Engaging with stakeholders for mutual benefit

Community engagement

16 community incidents recorded in 2014. Of these community incidents, 15 were low impact in nature. However, at Mongbwalu, DRC, a demonstation was held by artisanal miners against a court decision to remove illegal excavators from the AngloGold Ashanti concession.

Our approach of working in partnership with local communities on projects of mutual benefit requires that our dialogue with stakeholders is authentic and responsive, starting with an open mind that seeks to understand the values, needs and aspirations of local communities.

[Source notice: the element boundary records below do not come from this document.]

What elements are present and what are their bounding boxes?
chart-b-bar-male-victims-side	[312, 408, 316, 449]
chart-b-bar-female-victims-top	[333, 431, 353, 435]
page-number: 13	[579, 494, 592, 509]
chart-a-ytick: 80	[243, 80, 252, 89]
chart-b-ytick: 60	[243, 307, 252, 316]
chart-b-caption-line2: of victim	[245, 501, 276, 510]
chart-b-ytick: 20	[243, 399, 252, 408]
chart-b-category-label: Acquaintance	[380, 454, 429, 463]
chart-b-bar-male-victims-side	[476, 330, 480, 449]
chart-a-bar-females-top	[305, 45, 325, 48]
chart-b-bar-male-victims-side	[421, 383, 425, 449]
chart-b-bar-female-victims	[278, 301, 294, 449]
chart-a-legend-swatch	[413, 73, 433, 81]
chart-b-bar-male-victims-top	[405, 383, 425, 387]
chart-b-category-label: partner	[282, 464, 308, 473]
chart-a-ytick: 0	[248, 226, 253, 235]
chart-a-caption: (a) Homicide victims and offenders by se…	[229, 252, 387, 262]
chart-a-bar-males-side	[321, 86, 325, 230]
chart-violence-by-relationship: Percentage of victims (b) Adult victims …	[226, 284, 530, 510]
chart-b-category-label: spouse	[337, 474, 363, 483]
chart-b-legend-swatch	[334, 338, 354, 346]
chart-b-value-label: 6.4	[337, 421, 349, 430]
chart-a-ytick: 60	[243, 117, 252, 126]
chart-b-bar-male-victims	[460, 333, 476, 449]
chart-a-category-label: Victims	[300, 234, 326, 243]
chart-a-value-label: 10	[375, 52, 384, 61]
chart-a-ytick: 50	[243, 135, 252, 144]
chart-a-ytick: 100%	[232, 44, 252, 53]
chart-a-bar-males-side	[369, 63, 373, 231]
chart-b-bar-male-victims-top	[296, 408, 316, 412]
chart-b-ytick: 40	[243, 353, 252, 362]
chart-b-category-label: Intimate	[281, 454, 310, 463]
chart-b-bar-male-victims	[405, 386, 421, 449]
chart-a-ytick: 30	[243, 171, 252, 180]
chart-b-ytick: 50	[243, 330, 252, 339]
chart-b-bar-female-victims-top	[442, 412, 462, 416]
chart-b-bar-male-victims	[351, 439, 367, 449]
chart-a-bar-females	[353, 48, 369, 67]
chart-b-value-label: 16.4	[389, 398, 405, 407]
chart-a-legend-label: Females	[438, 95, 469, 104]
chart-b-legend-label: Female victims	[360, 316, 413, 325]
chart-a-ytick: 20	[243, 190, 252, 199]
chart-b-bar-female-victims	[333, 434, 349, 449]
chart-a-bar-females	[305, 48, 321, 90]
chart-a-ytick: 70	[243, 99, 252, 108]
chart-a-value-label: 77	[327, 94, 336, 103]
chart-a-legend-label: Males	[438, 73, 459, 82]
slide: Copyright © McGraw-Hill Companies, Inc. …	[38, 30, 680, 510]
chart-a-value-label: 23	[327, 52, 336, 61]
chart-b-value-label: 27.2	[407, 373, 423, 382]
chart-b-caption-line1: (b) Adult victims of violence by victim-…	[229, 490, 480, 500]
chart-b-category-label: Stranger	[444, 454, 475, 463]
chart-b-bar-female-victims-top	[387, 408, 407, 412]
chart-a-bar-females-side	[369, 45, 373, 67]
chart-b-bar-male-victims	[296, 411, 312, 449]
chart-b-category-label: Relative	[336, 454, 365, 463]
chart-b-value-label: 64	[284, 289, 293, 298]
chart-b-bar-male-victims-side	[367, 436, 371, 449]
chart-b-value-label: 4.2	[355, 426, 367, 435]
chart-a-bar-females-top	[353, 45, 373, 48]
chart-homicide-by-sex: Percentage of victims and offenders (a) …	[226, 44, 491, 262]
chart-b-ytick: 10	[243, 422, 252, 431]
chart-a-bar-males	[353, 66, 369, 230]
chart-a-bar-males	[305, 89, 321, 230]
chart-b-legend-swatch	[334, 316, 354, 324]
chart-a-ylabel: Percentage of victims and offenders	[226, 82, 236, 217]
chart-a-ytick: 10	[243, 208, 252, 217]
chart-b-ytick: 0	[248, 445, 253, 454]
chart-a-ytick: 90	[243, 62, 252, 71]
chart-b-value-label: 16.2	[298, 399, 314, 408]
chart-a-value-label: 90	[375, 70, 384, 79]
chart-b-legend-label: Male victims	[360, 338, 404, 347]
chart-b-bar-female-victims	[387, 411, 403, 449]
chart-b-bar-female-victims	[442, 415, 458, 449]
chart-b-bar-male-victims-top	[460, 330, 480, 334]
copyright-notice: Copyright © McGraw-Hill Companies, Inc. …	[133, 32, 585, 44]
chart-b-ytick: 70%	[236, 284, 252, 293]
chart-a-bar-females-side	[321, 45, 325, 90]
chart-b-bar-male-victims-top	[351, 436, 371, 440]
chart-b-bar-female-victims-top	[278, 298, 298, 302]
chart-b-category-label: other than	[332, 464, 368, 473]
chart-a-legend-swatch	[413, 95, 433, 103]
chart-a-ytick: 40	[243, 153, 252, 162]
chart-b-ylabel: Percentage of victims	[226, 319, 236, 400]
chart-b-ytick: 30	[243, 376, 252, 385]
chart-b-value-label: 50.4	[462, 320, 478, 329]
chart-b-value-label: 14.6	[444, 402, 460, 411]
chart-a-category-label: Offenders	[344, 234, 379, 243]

Actions to improve community engagement processes

Efforts to improve community engagement processes are currently focused in three areas:

  1. We are working to improve the quality of the information available on community stakeholders by mapping these stakeholders in more detail. The guidance necessary to achieve this is set out by the business in the group standard on engagement, which is applicable and compulsory at all AngloGold Ashanti managed sites, as well as the associated guideline.
  2. We have recognised that to be responsive to stakeholder concerns requires that information relevant to community engagement be captured and presented in a format which can be used and easily updated. We are therefore implementing a community information management system enabling key data on commitments, complaints and grievances, resettlement processes and socio-economic baseline assessments to be gathered, stored, managed, monitored and evaluated on one platform. Significant progress was made in its development in 2014, with completion planned for 2015.
  3. We continue to work on improving measures for evaluating the effectiveness of community engagement processes and their compliance to our internal guidelines and processes. Currently, success of our engagement is measured through lagging indicators such as perception surveys and incident reports. Over the course of 2015 we plan to revisit our engagement processes and identify leading indicators that can help us to enhance process effectiveness.

To pursue effective engagement with communities, we frequently need to build our own capacity and that of communities, local and national authorities. We allocate financial and human resources to working with communities to ensure that they are empowered with information, consulted on operational issues that may affect them and can effectively provide input on their concerns and expectations in relation to mining sector development.